Up before dawn to watch the sun rise over the horizon out to sea, a 20 minute walk down to the wharf where our chosen boat was waiting to take us around Montague Island and to see whales. For more information on Montague Island click HERE.
Sunrise from the tent (6.00 am)
We used Montague Island Tours who were excellent, they use a very fast boat to get out to the Island / Whales, hold on to your hats.
Speeding along to the southern end of Montague Island you looked back and really could see the smokey haze hanging over the mainland from the still burning forest fires further inland (towards the Snowy Mountains).

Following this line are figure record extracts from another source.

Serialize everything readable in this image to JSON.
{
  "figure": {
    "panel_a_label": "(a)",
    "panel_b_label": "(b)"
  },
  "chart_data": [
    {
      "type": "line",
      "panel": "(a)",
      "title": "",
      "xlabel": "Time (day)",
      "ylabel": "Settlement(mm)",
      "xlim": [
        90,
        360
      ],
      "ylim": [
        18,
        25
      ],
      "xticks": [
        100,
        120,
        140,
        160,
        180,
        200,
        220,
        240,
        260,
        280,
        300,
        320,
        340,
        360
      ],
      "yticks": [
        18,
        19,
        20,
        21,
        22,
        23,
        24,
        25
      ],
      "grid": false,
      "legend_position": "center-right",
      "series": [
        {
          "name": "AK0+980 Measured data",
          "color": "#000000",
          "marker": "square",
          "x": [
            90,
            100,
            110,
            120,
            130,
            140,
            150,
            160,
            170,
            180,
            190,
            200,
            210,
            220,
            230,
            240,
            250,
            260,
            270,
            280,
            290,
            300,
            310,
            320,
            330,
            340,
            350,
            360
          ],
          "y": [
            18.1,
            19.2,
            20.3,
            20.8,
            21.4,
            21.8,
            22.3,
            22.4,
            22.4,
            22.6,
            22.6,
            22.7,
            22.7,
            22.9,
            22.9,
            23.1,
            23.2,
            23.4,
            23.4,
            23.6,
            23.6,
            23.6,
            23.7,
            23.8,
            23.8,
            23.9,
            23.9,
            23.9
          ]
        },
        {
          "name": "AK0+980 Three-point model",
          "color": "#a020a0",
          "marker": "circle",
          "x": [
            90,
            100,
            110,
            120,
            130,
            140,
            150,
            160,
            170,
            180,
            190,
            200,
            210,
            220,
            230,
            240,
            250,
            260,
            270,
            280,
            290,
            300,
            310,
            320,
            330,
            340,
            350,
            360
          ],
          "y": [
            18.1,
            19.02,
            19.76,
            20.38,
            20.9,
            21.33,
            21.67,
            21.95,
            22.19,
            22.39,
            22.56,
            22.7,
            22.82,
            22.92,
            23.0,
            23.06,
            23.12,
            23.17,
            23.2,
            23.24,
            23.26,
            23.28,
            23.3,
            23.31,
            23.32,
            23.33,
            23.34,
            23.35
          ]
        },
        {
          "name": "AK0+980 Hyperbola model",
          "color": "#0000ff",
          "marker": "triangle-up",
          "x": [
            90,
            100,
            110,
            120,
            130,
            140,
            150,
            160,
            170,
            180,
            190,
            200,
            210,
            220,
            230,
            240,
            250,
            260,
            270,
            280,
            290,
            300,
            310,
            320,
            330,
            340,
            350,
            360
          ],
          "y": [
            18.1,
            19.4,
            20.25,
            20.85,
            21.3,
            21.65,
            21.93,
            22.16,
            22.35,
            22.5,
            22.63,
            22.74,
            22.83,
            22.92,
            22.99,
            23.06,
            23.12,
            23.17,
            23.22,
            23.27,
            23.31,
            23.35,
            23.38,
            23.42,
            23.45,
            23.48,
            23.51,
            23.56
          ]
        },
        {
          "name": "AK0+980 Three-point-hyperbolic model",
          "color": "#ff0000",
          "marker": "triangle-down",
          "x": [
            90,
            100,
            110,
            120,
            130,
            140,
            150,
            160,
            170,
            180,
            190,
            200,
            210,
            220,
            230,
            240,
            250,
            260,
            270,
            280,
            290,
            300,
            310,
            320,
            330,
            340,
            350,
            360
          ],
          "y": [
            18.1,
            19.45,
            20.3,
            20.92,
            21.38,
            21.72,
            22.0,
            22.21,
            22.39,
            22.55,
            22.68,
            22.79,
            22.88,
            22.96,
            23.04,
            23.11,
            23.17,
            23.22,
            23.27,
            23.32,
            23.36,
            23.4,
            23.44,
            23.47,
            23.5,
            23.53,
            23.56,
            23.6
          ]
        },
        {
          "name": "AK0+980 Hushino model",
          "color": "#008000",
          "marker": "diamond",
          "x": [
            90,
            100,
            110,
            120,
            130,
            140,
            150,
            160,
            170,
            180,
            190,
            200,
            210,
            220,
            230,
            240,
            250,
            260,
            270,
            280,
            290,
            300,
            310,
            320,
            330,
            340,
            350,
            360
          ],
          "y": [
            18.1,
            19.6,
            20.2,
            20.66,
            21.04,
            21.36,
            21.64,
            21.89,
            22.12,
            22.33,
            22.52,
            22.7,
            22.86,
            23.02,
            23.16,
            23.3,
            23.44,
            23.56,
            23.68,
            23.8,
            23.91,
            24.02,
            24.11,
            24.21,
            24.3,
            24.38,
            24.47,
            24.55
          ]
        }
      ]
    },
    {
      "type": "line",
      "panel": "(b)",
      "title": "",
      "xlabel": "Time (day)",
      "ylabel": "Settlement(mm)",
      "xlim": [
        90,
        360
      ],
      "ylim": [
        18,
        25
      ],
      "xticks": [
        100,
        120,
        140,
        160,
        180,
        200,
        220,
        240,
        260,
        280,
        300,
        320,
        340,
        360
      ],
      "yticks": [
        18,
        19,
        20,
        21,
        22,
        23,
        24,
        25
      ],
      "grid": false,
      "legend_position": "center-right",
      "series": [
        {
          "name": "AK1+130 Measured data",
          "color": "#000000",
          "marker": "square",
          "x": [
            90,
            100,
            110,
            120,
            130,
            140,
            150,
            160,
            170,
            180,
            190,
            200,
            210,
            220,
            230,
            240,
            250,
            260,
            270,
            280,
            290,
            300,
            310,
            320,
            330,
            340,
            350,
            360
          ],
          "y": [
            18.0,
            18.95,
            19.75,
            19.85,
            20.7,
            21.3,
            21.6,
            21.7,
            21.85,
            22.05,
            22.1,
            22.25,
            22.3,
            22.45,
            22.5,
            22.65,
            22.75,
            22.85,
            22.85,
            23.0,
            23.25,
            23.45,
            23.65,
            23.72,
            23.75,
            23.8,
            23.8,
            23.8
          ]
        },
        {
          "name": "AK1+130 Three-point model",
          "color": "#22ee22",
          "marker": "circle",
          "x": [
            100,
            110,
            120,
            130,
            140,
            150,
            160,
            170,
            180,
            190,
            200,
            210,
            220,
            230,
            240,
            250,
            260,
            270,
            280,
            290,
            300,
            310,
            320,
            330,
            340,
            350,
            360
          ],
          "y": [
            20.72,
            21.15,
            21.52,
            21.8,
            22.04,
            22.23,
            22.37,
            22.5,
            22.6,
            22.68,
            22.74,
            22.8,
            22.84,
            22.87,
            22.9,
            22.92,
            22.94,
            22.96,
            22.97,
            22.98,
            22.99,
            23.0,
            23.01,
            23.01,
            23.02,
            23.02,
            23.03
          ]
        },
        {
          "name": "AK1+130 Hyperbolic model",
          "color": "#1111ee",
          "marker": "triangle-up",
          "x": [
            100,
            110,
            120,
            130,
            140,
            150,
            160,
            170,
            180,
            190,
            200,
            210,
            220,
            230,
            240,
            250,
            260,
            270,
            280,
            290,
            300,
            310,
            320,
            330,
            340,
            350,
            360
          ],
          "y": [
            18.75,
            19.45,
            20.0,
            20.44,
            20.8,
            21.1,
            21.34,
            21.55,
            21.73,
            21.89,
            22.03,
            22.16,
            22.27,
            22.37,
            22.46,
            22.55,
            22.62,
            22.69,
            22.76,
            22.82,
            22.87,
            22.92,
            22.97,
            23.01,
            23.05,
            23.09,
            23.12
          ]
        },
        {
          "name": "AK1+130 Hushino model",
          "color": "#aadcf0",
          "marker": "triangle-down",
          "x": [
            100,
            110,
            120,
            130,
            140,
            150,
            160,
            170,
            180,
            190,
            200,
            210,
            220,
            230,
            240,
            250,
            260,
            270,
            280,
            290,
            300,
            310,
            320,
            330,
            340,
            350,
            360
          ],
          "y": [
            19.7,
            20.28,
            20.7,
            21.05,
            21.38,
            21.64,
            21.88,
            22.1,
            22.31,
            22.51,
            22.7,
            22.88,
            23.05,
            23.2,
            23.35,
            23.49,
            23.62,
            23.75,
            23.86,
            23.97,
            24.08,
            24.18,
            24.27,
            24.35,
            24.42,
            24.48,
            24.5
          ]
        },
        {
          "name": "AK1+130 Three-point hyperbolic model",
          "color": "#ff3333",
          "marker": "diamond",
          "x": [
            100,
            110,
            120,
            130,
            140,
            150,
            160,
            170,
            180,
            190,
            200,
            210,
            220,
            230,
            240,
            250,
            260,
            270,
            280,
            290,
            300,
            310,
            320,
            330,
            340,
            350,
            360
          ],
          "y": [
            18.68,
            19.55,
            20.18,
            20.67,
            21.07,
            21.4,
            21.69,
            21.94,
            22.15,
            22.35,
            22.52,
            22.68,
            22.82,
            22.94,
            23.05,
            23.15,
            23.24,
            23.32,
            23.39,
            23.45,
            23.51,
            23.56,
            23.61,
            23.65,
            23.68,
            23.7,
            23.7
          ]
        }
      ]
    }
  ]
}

A hazy view of the mainland
We completed a complete circuit of the island stopping a number of times to view humpback whales. They were very stubborn today seeming to appear randomly, making pictures difficult. There were two breaches, where the whale hurls itself out of the water almost completely, which were incredible. Along with a lot of tail slap as they dive down. All of these were humpback whales.
As we drew in close to the island there is a large colony of australian fur seals, lots of them dozing in the sun, generally swimming around, even leaping fully out of the water and some stationary holding their flippers out in the sun to warm up.
Let us all keep warm
The boat attracted a large pod of common dolphins who seemed to take great delight in following very close continually breaking the surface in that classic dolphin way.

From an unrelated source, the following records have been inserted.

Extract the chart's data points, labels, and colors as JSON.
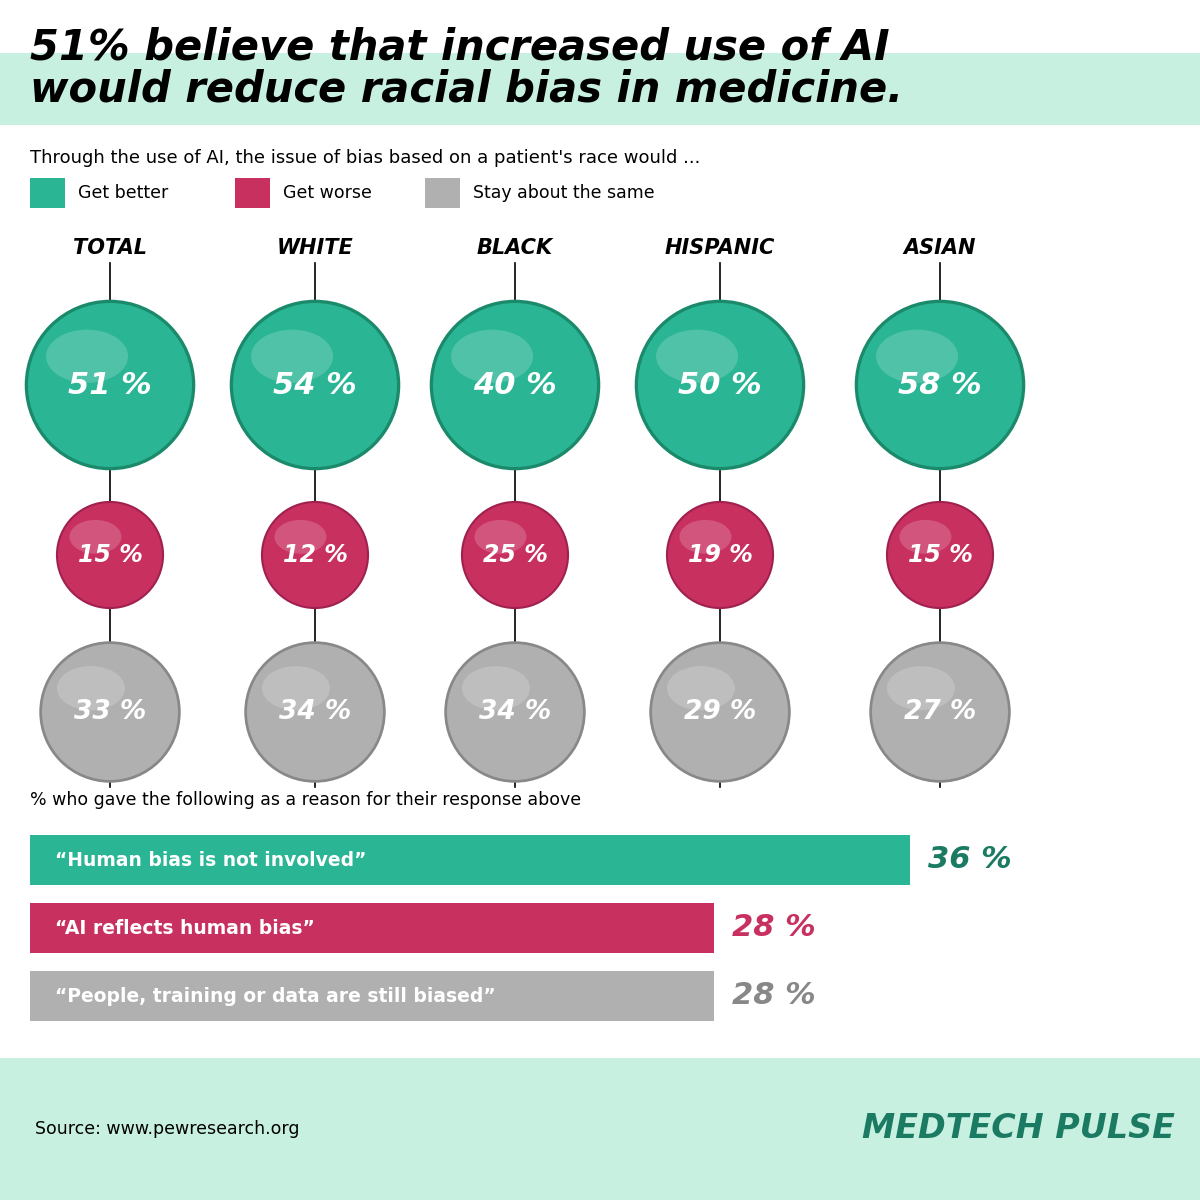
{
  "title_line1": "51% believe that increased use of AI",
  "title_line2": "would reduce racial bias in medicine.",
  "title_highlight_color": "#c8f0e0",
  "subtitle": "Through the use of AI, the issue of bias based on a patient's race would ...",
  "legend_items": [
    "Get better",
    "Get worse",
    "Stay about the same"
  ],
  "legend_colors": [
    "#2ab595",
    "#c83060",
    "#b0b0b0"
  ],
  "categories": [
    "TOTAL",
    "WHITE",
    "BLACK",
    "HISPANIC",
    "ASIAN"
  ],
  "get_better": [
    51,
    54,
    40,
    50,
    58
  ],
  "get_worse": [
    15,
    12,
    25,
    19,
    15
  ],
  "stay_same": [
    33,
    34,
    34,
    29,
    27
  ],
  "color_better": "#2ab595",
  "color_worse": "#c83060",
  "color_same": "#b0b0b0",
  "color_better_dark": "#1a8a6a",
  "color_worse_dark": "#a02050",
  "color_same_dark": "#888888",
  "bar_labels": [
    "“Human bias is not involved”",
    "“AI reflects human bias”",
    "“People, training or data are still biased”"
  ],
  "bar_values": [
    36,
    28,
    28
  ],
  "bar_colors": [
    "#2ab595",
    "#c83060",
    "#b0b0b0"
  ],
  "bar_text_colors": [
    "#1a7a62",
    "#c83060",
    "#888888"
  ],
  "bar_label_subtitle": "% who gave the following as a reason for their response above",
  "source": "Source: www.pewresearch.org",
  "brand": "MEDTECH PULSE",
  "footer_bg": "#c8f0e0",
  "bg_color": "#ffffff"
}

Another whale was spotted, this time it was a pair of Southern Right Whales with a Humpback, it is quite unusual to see them here, they are normally found on The Bight (Nullabor) where we saw them 3 months ago (I cannot believe time has passed so quickly).
All too quickly our trip was over and we strolled back to the caravan park, paid for another night and spend the afternoon sitting down looking out to sea. Even from the tent we saw two humpback whales swim across the bay. And a pod of 15 dolphins came right close in to the shore, two of them seemed to “surf” a wave in, breaking off just before they would have beached.
Even later as the sun went down two more whales spent 20 minutes slapping the water with their fins right in front of us as we sat in the tent, admittedly a fair way off.
A short video of the “slapping” click this link HERE.
That was the end of a lovely day in Narooma.